Chatsight started out as an AI content moderation platform for social networks, Naughton explains, but flipped after speaking to a crypto Telegram group owner who paid around $5,000 to have physical people monitor the channel.

“When these people are paying people to do it, it shows there’s a need that these platforms aren’t addressing,” Naughton says. “As you build your communities on these platforms, make a strong commitment to take security back into your own hands.”

Naughton says Chatsight aims to act as a managed security partner, “like an antivirus,” giving users a suite of tools to monitor their Discord servers.

According to Naughton, Chatsight uses an “air gap” Discord account that isn’t used elsewhere. Once connected to the Discord server, this account will be granted admin privileges.
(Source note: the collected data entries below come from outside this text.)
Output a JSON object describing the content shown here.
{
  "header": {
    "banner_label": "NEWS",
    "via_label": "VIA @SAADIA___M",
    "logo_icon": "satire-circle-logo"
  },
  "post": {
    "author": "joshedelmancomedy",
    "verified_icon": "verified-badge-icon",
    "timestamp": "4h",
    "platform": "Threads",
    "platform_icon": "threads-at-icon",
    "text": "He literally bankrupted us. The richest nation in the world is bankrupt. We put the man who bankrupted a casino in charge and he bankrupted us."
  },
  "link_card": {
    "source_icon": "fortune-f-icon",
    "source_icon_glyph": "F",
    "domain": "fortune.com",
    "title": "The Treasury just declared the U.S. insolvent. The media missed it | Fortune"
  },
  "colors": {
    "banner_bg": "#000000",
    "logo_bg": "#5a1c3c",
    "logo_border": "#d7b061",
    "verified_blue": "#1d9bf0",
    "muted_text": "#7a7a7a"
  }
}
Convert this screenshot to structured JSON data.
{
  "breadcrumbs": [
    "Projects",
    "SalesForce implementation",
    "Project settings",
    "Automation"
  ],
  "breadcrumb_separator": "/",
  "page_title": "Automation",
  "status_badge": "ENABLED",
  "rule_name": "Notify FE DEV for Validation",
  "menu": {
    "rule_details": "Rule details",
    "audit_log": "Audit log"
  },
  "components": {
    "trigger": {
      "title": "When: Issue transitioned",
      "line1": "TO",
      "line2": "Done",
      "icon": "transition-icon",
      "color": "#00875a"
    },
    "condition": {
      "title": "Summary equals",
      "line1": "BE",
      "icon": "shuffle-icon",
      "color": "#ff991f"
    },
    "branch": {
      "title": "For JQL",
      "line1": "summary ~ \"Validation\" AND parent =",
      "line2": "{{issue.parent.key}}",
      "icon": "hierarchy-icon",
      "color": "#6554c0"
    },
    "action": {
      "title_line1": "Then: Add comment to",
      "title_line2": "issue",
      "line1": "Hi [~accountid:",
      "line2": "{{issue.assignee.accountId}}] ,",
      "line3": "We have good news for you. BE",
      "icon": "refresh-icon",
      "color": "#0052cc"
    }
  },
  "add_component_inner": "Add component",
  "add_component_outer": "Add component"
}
It can then monitor the server for scams and phishing attacks, keeping the server account owner disconnected while giving the server owner control of the Chatsight bot.

Naughton says the freemium product includes features that provide additional security, including Enterprise Cloudflare, Discord account verification, checking account reputation in Discord, and penalties ranging from a 30-minute timeout to bans for accounts that be marked repeatedly.

For Naughton, the flaw in the current version of the internet is that users are giving away the assets they own (plans, designs, missions, etc.) to third parties like Discord, Twitter, and Telegram for hosting and hopefully for security worries. Still, users have no say in that security.

“We expect you to be compromised due to the nature of the Discord product – exploits happen to everyone,” says Naughton. “So from the default position we’re assuming you’re being taken advantage of, and how do we prevent the damage being dealt from there?”